We definitely have a spectrum that starts with neuroticism, progresses through paranoia, graduates to conspiracy theory, and matures in to schizophrenia – and its not an insignificant portion of the population.
We definitely have a spectrum that starts with sensitive, progresses through solipsism, and matures into solipsistic paranoia.
We definitely have a spectrum from needy, to extroversion, to balance, to introversion, to disconnected/withdrawn.
These three traits TEND to run in families and are only mediated by familial cohesion (indoctrination).
When I see quotes like this article, what I see is the “I am average” fallacy. If we had IQ markers along with our opinions then it would be a lot harder for pseudo-academics, and pseudo-intellectuals, to use SUGGESTION to deceive us by appealing to “i am average” or ‘most people are like me’.
Source date (UTC): 2016-12-19 12:20:00 UTC
PREDICTION VS EXPLANATION
I classify falsifiability under ‘scope consistency’: limits, parsimony, and falsifiability. Technically they are all properties of scope. But to test scope we must test all dimensions of scope.

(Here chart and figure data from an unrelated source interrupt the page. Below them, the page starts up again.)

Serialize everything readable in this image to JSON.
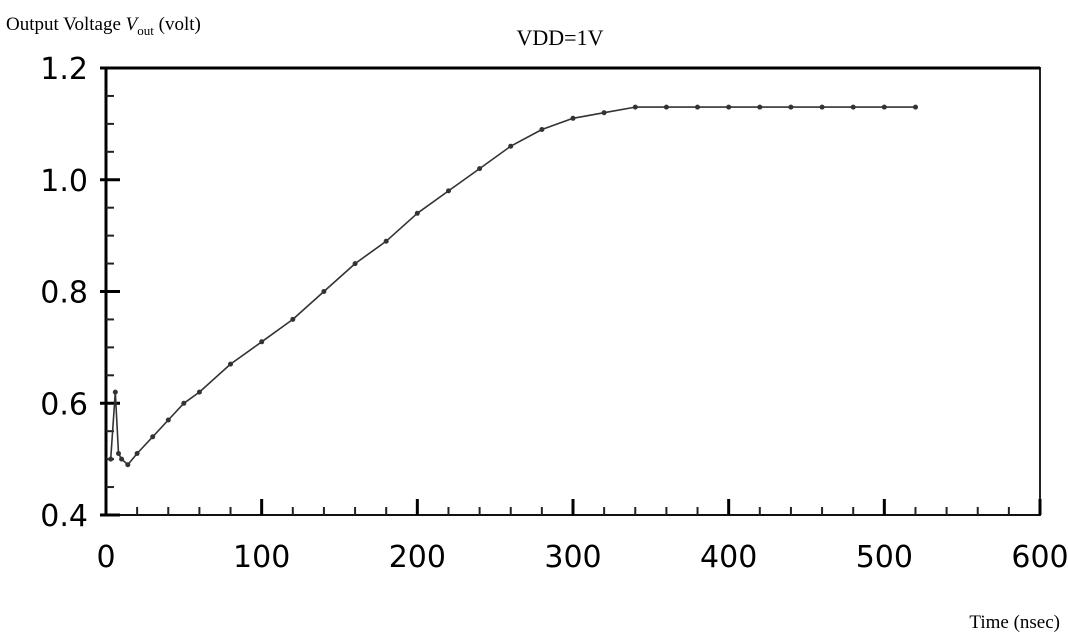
{
  "chart_data": {
    "type": "line",
    "title": "VDD=1V",
    "ylabel": {
      "prefix": "Output Voltage ",
      "symbol": "V",
      "subscript": "out",
      "suffix": " (volt)"
    },
    "xlabel": "Time (nsec)",
    "xlim": [
      0,
      600
    ],
    "ylim": [
      0.4,
      1.2
    ],
    "xticks": [
      0,
      100,
      200,
      300,
      400,
      500,
      600
    ],
    "xtick_labels": [
      "0",
      "100",
      "200",
      "300",
      "400",
      "500",
      "600"
    ],
    "yticks": [
      0.4,
      0.6,
      0.8,
      1.0,
      1.2
    ],
    "ytick_labels": [
      "0.4",
      "0.6",
      "0.8",
      "1.0",
      "1.2"
    ],
    "grid": false,
    "series": [
      {
        "x": [
          3,
          6,
          8,
          10,
          14,
          20,
          30,
          40,
          50,
          60,
          80,
          100,
          120,
          140,
          160,
          180,
          200,
          220,
          240,
          260,
          280,
          300,
          320,
          340,
          360,
          380,
          400,
          420,
          440,
          460,
          480,
          500,
          520
        ],
        "y": [
          0.5,
          0.62,
          0.51,
          0.5,
          0.49,
          0.51,
          0.54,
          0.57,
          0.6,
          0.62,
          0.67,
          0.71,
          0.75,
          0.8,
          0.85,
          0.89,
          0.94,
          0.98,
          1.02,
          1.06,
          1.09,
          1.11,
          1.12,
          1.13,
          1.13,
          1.13,
          1.13,
          1.13,
          1.13,
          1.13,
          1.13,
          1.13,
          1.13
        ]
      }
    ]
  }
}
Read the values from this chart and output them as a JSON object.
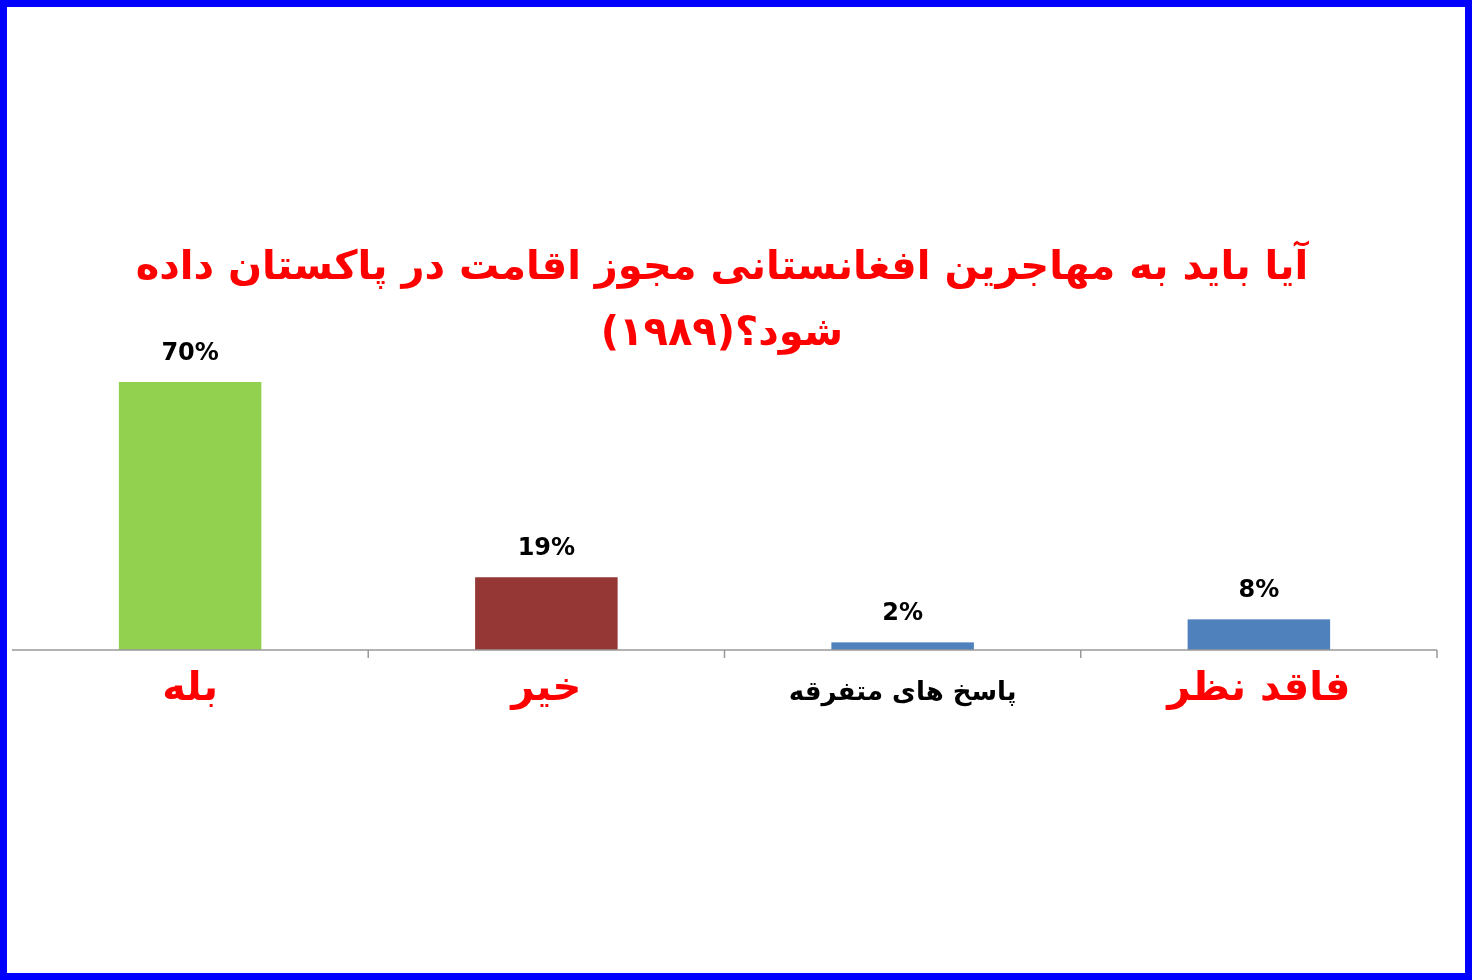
{
  "chart_data": {
    "type": "bar",
    "title": "آیا باید به مهاجرین افغانستانی مجوز اقامت در پاکستان داده شود؟(۱۹۸۹)",
    "categories": [
      "بله",
      "خیر",
      "پاسخ های متفرقه",
      "فاقد نظر"
    ],
    "values": [
      70,
      19,
      2,
      8
    ],
    "colors": [
      "#92d050",
      "#953735",
      "#4f81bd",
      "#4f81bd"
    ],
    "value_labels": [
      "70%",
      "19%",
      "2%",
      "8%"
    ]
  }
}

Also, like internal consistency, i use external correspondence rather than ‘predictability’ since ‘prediction’ generally invites the ludic fallacy (probability). We cannot predict much in the economy, because any observation and measurement we make effects it. the physical sciences progress quckly because they are the most simple, becuase they are the least variant. social sciences advance more slowly because we adapt where the physical world can’t.

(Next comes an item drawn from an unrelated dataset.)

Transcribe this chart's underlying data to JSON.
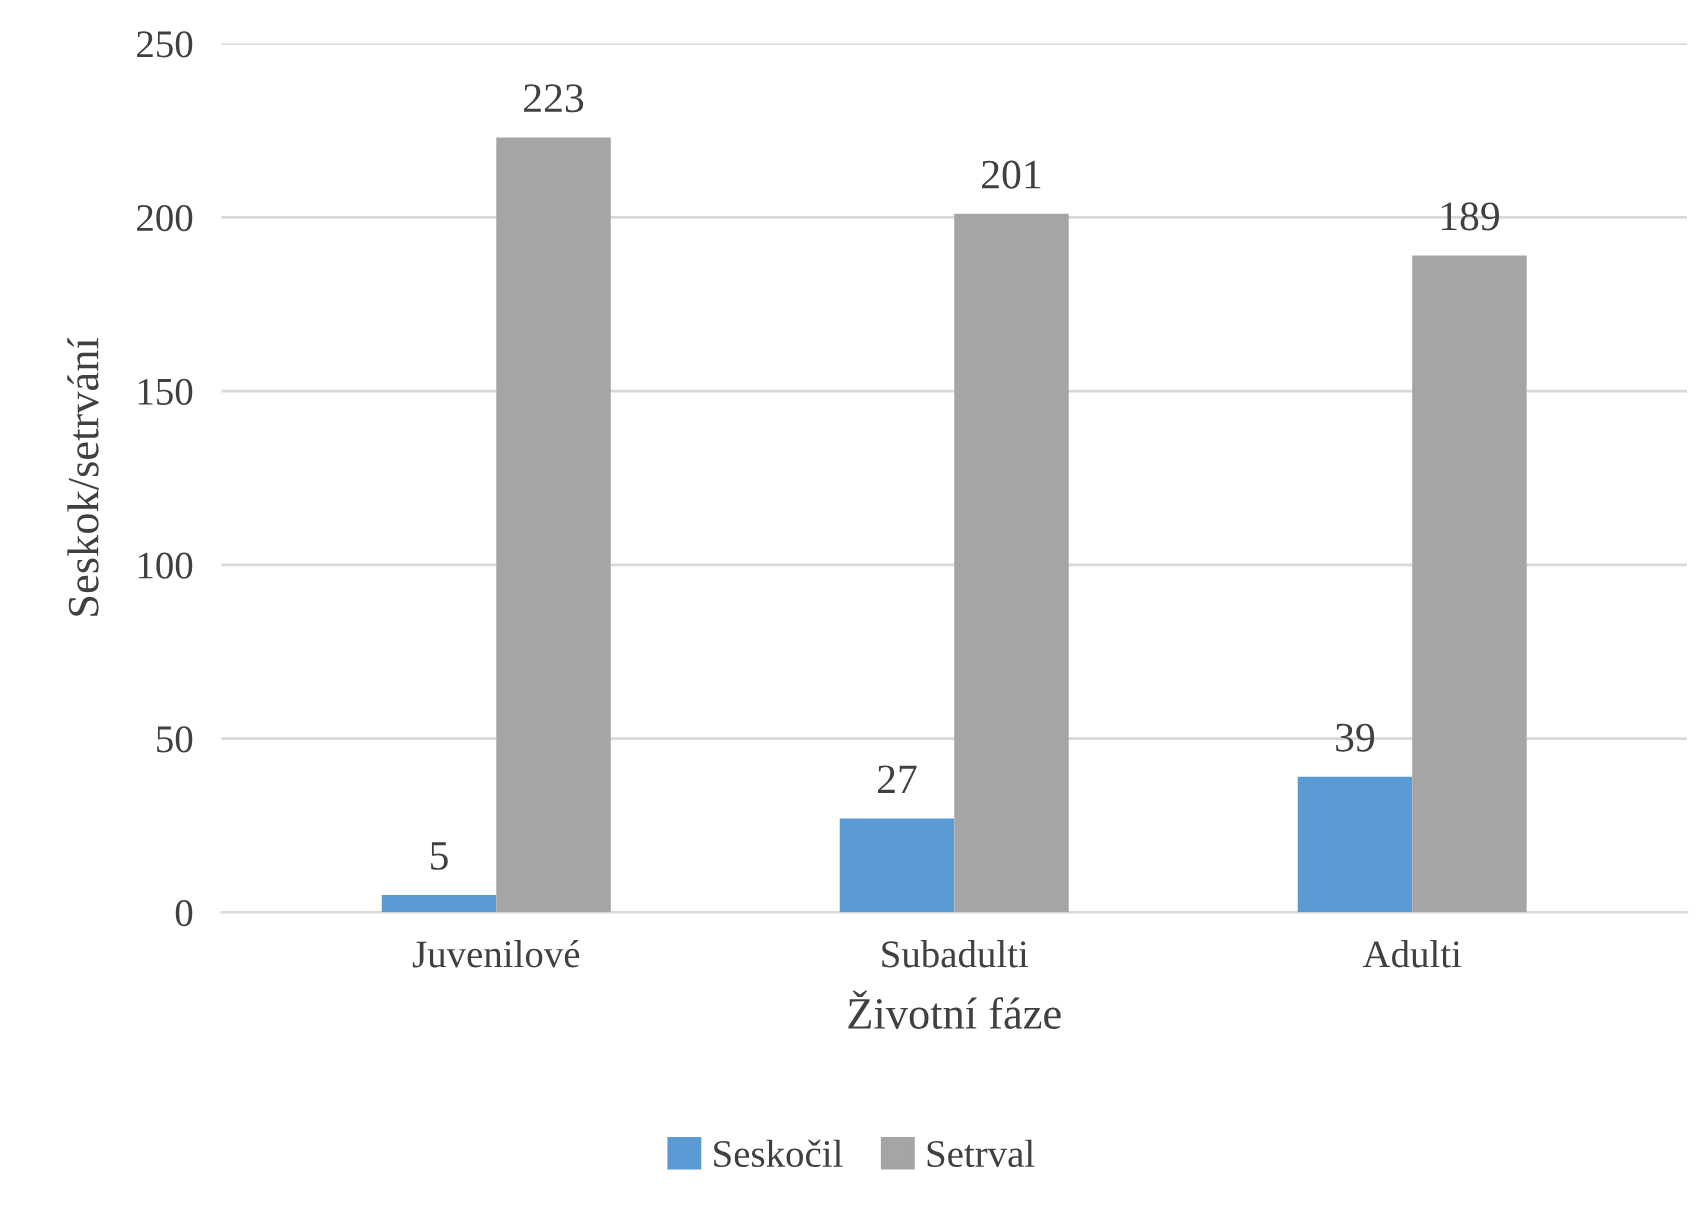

So science requires that we ‘match the data’ recorded in retrospect, not that we predict. Instead, prediction is a reductio test of simple systems. Ergo, the explanation horizon depends reflects the rate of adaptation. so we must choose more prediction in some cases (physical science) and more explanatory power in other cases (social science) simply because the horizons vary so much between reaction (the physical world) and action (the social world).